Ensemble runs vs. multiple runs on single conformations

I calculated normal modes and extracted three interesting models from each of the lowest frequency modes for both my receptor (protein) and ligand (DNA). I have 15 models of the protein and 15 of the DNA, meaning 225 combinations in the sampling module. I am currently running all models against each other in single runs, but I don’t know how to compare scores between these runs when they are finished.

Also, I am thinking of doing an ensemble run of all 15 x 15, but the problem is that the max sampling of 50000 would mean that each conformer only would be sampled ~222 times. I was thinking that I can do an initial ensemble run and then use --extend-run later, but don’t really understand it and haven’t made it work yet.
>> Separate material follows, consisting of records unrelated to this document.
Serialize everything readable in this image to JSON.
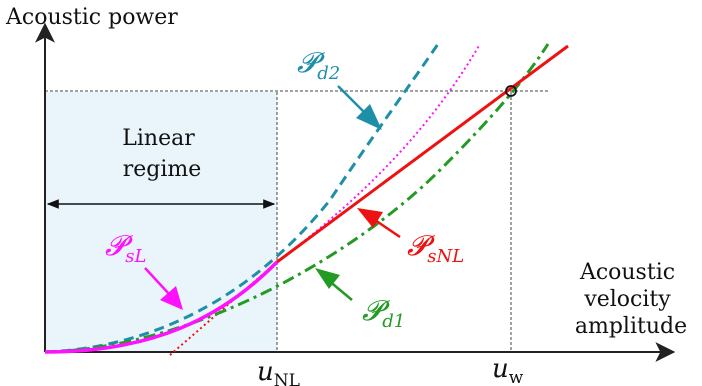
{
  "axes": {
    "y_label": "Acoustic power",
    "x_label_lines": [
      "Acoustic",
      "velocity",
      "amplitude"
    ],
    "x_ticks": [
      {
        "id": "u_nl",
        "base": "u",
        "sub": "NL"
      },
      {
        "id": "u_w",
        "base": "u",
        "sub": "w"
      }
    ]
  },
  "regions": {
    "linear_regime_lines": [
      "Linear",
      "regime"
    ]
  },
  "curves": [
    {
      "id": "P_d2",
      "symbol": "𝓟",
      "sub": "d2",
      "style": "dashed",
      "color": "#1f8fa8"
    },
    {
      "id": "P_sL",
      "symbol": "𝓟",
      "sub": "sL",
      "style": "solid",
      "color": "#ff10ff"
    },
    {
      "id": "P_sNL",
      "symbol": "𝓟",
      "sub": "sNL",
      "style": "solid",
      "color": "#ee1111"
    },
    {
      "id": "P_d1",
      "symbol": "𝓟",
      "sub": "d1",
      "style": "dash-dot",
      "color": "#239a23"
    }
  ],
  "colors": {
    "axis": "#222222",
    "linear_region_fill": "#e9f5fb",
    "guide_lines": "#444444",
    "extension_dotted": "#ff10ff",
    "tangent_dotted": "#ee1111"
  }
}
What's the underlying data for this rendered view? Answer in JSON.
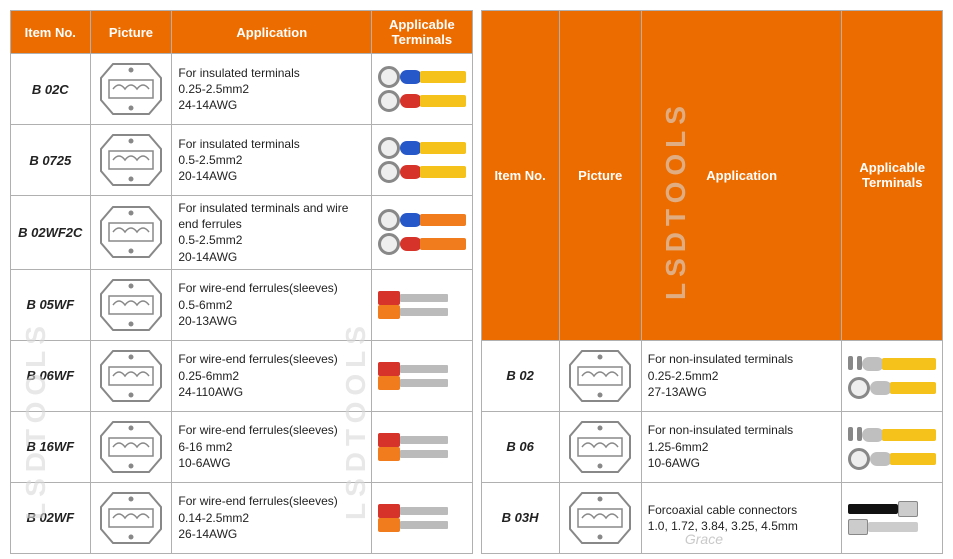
{
  "colors": {
    "header_bg": "#ec6c00",
    "header_fg": "#ffffff",
    "border": "#b0b0b0",
    "cable_yellow": "#f4c21a",
    "cable_orange": "#f07c1e",
    "cable_blue": "#2a5fd1",
    "ins_blue": "#2658c9",
    "ins_red": "#d6332a",
    "metal": "#bfbfbf",
    "black": "#111111"
  },
  "headers": {
    "item": "Item No.",
    "picture": "Picture",
    "application": "Application",
    "terminals": "Applicable Terminals"
  },
  "left": {
    "rows": [
      {
        "item": "B 02C",
        "app": [
          "For insulated terminals",
          "0.25-2.5mm2",
          "24-14AWG"
        ],
        "term_kind": "ring_insulated",
        "term_colors": [
          "#2658c9",
          "#d6332a"
        ],
        "cable": "#f4c21a"
      },
      {
        "item": "B 0725",
        "app": [
          "For insulated terminals",
          "0.5-2.5mm2",
          "20-14AWG"
        ],
        "term_kind": "ring_insulated",
        "term_colors": [
          "#2658c9",
          "#d6332a"
        ],
        "cable": "#f4c21a"
      },
      {
        "item": "B 02WF2C",
        "app": [
          "For insulated terminals and wire end ferrules",
          "0.5-2.5mm2",
          "20-14AWG"
        ],
        "term_kind": "ring_insulated",
        "term_colors": [
          "#2658c9",
          "#d6332a"
        ],
        "cable": "#f07c1e"
      },
      {
        "item": "B 05WF",
        "app": [
          "For wire-end ferrules(sleeves)",
          "0.5-6mm2",
          "20-13AWG"
        ],
        "term_kind": "ferrule",
        "term_colors": [
          "#d6332a",
          "#f07c1e"
        ],
        "cable": "#2a5fd1"
      },
      {
        "item": "B 06WF",
        "app": [
          "For wire-end ferrules(sleeves)",
          "0.25-6mm2",
          "24-110AWG"
        ],
        "term_kind": "ferrule",
        "term_colors": [
          "#d6332a",
          "#f07c1e"
        ],
        "cable": "#2a5fd1"
      },
      {
        "item": "B 16WF",
        "app": [
          "For wire-end ferrules(sleeves)",
          "6-16 mm2",
          "10-6AWG"
        ],
        "term_kind": "ferrule",
        "term_colors": [
          "#d6332a",
          "#f07c1e"
        ],
        "cable": "#2a5fd1"
      },
      {
        "item": "B 02WF",
        "app": [
          "For wire-end ferrules(sleeves)",
          "0.14-2.5mm2",
          "26-14AWG"
        ],
        "term_kind": "ferrule",
        "term_colors": [
          "#d6332a",
          "#f07c1e"
        ],
        "cable": "#2a5fd1"
      }
    ]
  },
  "right": {
    "rows": [
      {
        "item": "B 02",
        "app": [
          "For non-insulated terminals",
          "0.25-2.5mm2",
          "27-13AWG"
        ],
        "term_kind": "fork_bare",
        "term_colors": [
          "#bfbfbf",
          "#bfbfbf"
        ],
        "cable": "#f4c21a"
      },
      {
        "item": "B 06",
        "app": [
          "For non-insulated terminals",
          "1.25-6mm2",
          "10-6AWG"
        ],
        "term_kind": "fork_bare",
        "term_colors": [
          "#bfbfbf",
          "#bfbfbf"
        ],
        "cable": "#f4c21a"
      },
      {
        "item": "B 03H",
        "app": [
          "Forcoaxial cable connectors",
          "1.0, 1.72, 3.84, 3.25, 4.5mm"
        ],
        "term_kind": "coax",
        "term_colors": [
          "#111111",
          "#cccccc"
        ],
        "cable": "#111111"
      }
    ]
  },
  "watermark": "LSDTOOLS",
  "signature": "Grace"
}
There is something similar to my issue here, but I am using haddock3 locally: Ensemble vs separate docking runs.

Thanks in advance

I calculated normal modes and extracted three interesting models from each of the lowest frequency modes for both my receptor (protein) and ligand (DNA). I have 15 models of the protein and 15 of the DNA, meaning 225 combinations in the sampling module. I am currently running all models against each other in single runs, but I don’t know how to compare scores between these runs when they are finished.

Provided you have the same information to drive the docking, you should be able to compare directly the HADDOCK scores.

You will find the stats in the CAPRI analysis directories (provided you added those modules to your workflow).

Also, I am thinking of doing an ensemble run of all 15 x 15, but the problem is that the max sampling of 50000 would mean that each conformer only would be sampled ~222 times. I was thinking that I can do an initial ensemble run and then use --extend-run later, but don’t really understand it and haven’t made it work yet.

With such an approach, you would score all combinations directly in one run.

Note that you can change the maximum number of models sampled (the sampling parameter) by editing in the HADDOCK3 installation the src/haddock/modules/sampling/rigidbody/defaults.yaml file, searching for the sampling parameter and increasing the maximum value.

Do it at your own risk :slight_smile:

Thanks for the nice answers to both scenarios!

For now I plan to finish the 1 x 1 conformations for all 15 of both receptor and DNA, place them in the same folder, rename them and (re)score them using this command:

for file in *.pdb; do haddock3-score -k–keep-all --full “${file}”; mv haddock-score-client/ “${file}”_haddock-score-client; done

I was just wondering about this part:

“Provided you have the same information to drive the docking, you should be able to compare directly the HADDOCK scores.”

I used the same restraints and parameters, yes. However, if one does not have high confidence in the restraints, does it not make sense to rescore the models, as I suggested in my previous post? My understanding is that haddock3-score removes the restraint bias from the initial HADDOCK scores(?)

I was just wondering about this part:

“Provided you have the same information to drive the docking, you should be able to compare directly the HADDOCK scores.”

I used the same restraints and parameters, yes. However, if one does not have high confidence in the restraints, does it not make sense to rescore the models, as I suggested in my previous post? My understanding is that haddock3-score removes the restraint bias from the initial HADDOCK scores(?

You can indeed do that, or using the scoring example, running the em scoring module on the ensemble of models.

You can also actually add that em scoring module in your workflow directly (if you have not run everything yet) to get the “unrestrained” scores.